The central findings of the analysis is that the 21,632 figure that generated the headlines is the count of entries in the attacker's FortiGuard  email attribution database, a device registration catalogue, not a verified breach list. When traced back through the attacker's own tooling, only 918 organisations show evidence of Kerberos traffic being captured from inside their networks, meaning the operators actually reached internal

Active Directory infrastructure in fewer than 5% of attributed cases. Of those 918, only 148 ~0.68% of the headline figure represent confirmed compromises where Kerberos hashes were fully cracked and AD credentials were verified. Not one of the headline victims named in the original reporting appears in that confirmed list.
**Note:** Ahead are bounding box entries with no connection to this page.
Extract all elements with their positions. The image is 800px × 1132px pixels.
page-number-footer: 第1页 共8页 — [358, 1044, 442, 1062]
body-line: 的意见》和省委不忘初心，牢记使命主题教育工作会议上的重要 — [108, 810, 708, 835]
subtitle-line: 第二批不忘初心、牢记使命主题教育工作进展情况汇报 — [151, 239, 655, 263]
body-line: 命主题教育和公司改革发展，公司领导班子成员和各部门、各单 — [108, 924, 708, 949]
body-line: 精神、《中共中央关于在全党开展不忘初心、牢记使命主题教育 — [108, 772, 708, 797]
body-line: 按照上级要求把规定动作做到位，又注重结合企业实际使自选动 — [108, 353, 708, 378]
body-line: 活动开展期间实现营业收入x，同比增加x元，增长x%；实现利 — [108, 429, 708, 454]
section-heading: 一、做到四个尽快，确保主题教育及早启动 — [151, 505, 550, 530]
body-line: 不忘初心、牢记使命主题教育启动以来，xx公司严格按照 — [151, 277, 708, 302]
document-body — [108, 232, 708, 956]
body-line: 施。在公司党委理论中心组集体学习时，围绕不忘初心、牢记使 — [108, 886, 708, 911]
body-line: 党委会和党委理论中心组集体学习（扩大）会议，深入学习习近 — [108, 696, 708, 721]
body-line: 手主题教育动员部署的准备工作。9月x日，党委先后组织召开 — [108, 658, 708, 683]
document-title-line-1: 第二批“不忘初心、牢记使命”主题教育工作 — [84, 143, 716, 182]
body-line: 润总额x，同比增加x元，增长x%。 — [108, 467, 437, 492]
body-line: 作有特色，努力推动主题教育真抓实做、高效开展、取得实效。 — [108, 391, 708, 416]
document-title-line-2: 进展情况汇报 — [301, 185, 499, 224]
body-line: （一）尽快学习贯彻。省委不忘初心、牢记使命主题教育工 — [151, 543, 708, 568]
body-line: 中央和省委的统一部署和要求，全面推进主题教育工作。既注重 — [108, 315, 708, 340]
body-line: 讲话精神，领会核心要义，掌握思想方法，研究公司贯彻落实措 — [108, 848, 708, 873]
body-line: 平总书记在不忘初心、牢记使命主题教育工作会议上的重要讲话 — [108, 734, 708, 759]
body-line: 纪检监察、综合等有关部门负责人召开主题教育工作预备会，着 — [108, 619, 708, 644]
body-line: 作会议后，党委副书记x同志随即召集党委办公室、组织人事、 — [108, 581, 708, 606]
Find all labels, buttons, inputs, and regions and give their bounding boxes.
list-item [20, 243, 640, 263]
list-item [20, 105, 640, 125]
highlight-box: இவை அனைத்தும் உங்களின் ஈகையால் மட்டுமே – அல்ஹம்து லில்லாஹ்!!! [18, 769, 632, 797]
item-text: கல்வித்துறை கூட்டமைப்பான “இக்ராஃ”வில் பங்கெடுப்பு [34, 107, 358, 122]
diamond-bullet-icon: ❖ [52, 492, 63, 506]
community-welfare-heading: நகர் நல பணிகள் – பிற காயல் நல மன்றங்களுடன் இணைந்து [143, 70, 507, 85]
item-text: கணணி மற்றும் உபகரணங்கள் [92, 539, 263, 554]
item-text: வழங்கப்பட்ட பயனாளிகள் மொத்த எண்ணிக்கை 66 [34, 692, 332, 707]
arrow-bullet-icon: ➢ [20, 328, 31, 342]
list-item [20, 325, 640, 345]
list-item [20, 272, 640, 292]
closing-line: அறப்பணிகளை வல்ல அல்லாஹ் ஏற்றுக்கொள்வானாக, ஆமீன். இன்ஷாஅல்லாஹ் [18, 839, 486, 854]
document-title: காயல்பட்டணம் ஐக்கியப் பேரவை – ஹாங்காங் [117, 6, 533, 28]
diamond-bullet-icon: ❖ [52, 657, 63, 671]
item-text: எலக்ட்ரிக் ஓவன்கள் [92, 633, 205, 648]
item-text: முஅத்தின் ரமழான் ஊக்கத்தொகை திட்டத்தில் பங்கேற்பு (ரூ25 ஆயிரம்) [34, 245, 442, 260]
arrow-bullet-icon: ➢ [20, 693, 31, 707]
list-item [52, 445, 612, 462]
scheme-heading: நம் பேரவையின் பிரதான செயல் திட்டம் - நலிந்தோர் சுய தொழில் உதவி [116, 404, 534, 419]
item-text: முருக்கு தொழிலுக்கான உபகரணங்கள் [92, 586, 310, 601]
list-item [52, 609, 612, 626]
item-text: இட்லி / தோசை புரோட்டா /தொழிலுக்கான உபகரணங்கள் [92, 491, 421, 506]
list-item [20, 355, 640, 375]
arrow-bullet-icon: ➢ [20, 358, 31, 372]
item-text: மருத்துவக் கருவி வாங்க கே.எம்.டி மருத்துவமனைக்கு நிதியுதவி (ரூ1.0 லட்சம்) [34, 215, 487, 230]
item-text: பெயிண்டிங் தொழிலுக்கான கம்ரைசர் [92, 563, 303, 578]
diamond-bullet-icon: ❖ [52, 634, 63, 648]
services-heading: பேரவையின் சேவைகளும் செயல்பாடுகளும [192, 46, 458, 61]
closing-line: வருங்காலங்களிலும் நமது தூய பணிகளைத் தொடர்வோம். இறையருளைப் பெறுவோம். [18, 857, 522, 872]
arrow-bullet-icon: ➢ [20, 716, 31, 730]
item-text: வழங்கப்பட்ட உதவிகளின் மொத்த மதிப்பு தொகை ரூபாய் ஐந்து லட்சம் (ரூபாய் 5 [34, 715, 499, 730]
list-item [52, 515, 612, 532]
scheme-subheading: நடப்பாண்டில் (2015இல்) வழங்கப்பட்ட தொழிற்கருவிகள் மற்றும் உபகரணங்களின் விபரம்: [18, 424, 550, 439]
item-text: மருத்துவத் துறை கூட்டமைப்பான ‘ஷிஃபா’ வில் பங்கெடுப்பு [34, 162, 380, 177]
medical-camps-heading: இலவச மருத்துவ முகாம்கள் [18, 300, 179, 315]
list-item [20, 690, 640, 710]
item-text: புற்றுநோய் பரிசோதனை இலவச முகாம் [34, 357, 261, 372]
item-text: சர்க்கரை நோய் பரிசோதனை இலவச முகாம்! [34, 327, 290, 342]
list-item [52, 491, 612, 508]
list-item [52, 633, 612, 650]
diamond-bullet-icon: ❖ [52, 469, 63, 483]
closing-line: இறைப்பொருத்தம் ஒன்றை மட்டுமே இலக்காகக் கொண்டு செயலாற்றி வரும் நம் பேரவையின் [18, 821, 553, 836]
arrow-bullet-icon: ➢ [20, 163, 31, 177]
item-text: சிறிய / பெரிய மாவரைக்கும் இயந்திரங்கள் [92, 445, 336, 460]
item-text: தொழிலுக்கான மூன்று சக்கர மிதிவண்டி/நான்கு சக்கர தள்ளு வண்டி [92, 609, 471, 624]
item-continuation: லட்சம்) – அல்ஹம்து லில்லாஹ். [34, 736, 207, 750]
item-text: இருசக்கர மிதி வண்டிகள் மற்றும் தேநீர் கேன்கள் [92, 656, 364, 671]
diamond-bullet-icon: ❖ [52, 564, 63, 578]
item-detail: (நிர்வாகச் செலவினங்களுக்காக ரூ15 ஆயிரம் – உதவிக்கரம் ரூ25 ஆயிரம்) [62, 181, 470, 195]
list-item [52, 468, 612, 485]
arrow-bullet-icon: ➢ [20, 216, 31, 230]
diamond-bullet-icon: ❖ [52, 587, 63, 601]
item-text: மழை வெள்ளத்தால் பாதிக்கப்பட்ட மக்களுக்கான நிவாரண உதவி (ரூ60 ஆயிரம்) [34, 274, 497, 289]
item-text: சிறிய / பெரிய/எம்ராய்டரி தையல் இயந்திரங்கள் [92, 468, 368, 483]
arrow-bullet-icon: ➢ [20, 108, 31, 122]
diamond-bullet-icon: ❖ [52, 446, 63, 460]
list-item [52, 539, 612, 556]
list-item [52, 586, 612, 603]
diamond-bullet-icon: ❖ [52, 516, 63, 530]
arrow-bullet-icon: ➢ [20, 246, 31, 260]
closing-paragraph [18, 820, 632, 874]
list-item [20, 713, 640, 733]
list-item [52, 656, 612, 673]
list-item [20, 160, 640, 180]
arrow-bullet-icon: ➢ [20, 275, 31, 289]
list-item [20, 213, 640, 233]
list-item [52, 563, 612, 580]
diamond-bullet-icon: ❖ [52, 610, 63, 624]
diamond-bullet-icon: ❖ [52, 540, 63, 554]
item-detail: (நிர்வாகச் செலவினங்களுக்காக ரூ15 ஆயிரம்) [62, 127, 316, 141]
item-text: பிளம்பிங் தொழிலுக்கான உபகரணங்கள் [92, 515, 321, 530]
The 899 entry Active Directory list (all_domains.txt) tells the same story from a different angle. Of those 899 captured Kerberos realms, 46%end in non-routable internal suffixes .LOCAL (316), .LAN/.LCL (47), .CORP/.INT/.YEREL (13) that exist only inside private networks and cannot be matched to any public-facing organisation through external records. A further 4.3% are generic bare word names (ADMIN, AD, DC) that are meaningless without additional context. Only 484 entries 53.8% use routable domain names that could in principle be attributed to a named organisation, and even those attributions depend on the same noisy FortiGuard email matching discussed above.

Conclusion

The exposed directory leaves no doubt that FortiBleed is a real and capable operation. The toolchain works end to end: scanning located exposed FortiGate interfaces, hashes were cracked on a ~45-GPU Hashtopolis cluster, and validated credentials were used to pivot into networks and enumerate Active Directory  all feeding a revenue-sorted catalogue built to sell access. Any organisation running an exposed FortiOS management interface should treat its perimeter credentials as compromised and act on the mitigations above.
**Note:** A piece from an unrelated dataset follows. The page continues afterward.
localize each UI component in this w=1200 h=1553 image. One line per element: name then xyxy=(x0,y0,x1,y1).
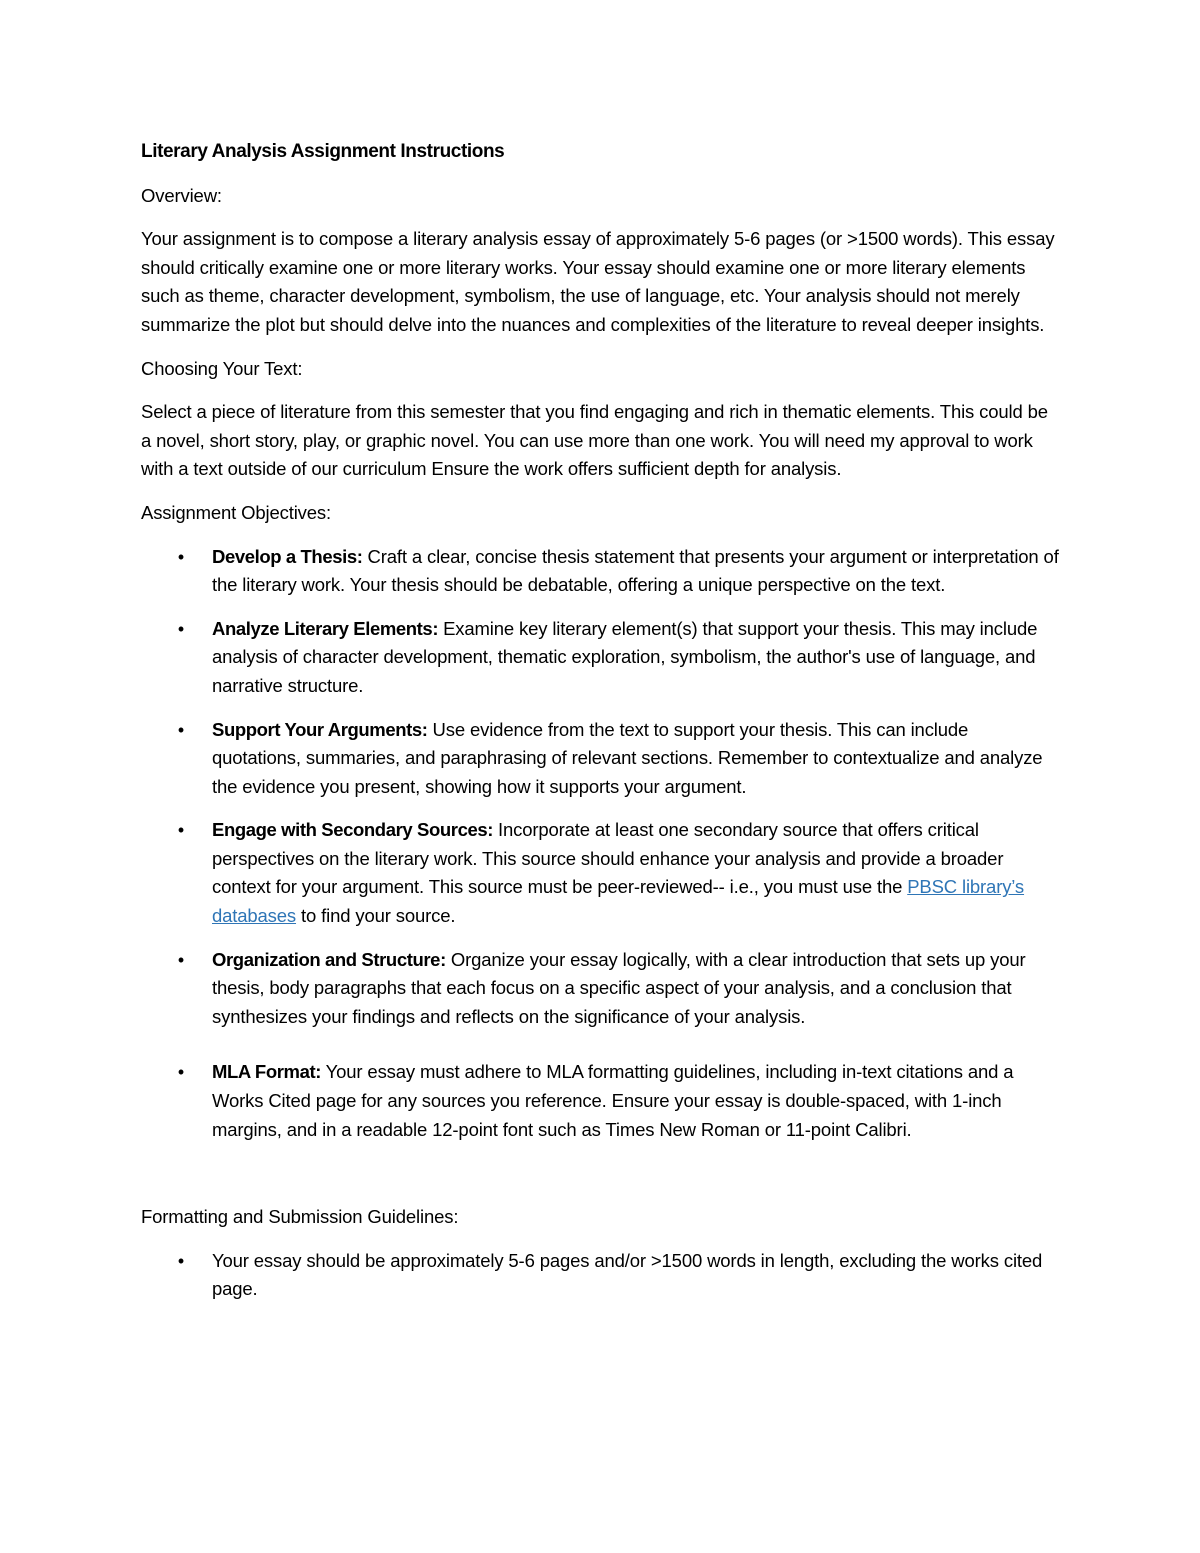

But the headline numbers drift far from what the evidence supports. Traced through the operators' own tooling, the ~21,000-domain figure resolves to roughly 918 organisations with any captured internal traffic, and only about 148  under one percent to confirmed compromises. None of the marquee brands from the original reporting appears in that list. The takeaway for defenders is simple: appearing in the dataset is a reason to investigate, not proof of compromise. Secure any exposed Fortinet interface, rotate perimeter credentials, and treat the headline numbers as an upper bound.

Indicator Type Value
Open Directory/Hashtopolis IP 85.11.187.8
Fortinet credential harvesting IP 85.11.187.28
Jump Box IP 193.8.187.2
Hashtopolis Instance IP 185.229.26.83
Hashtopolis Instance IP 213.169.49.142
Hashtopolis Instance IP 38.117.87.37
Hashtopolis Instance IP 198.53.64.194
Hashtopolis Instance IP 175.155.64.221

Mitigations:

  1. Remove Fortinet firewall and SSL VPN management interfaces from direct public internet exposure, restricting admin access to trusted internal networks.
  2. Immediately rotate all administrator and VPN credentials, prioritising long-lived accounts and any unchanged since earlier incidents.
  3. Enforce MFA on every administrative and remote-access account to neutralise stolen plaintext passwords.
  4. Upgrade FortiOS to a release supporting PBKDF2 hashing, then force every admin to log in once to trigger re-hashing and remove residual legacy SHA-256 hashes.
  5. Rotate any LDAP, RADIUS, or service-account credentials that may have been stored in exported device configurations.
  6. Assume compromise on devices with unfamiliar successful admin logins — audit for backdoor accounts and altered controls, and replace the device in severe cases.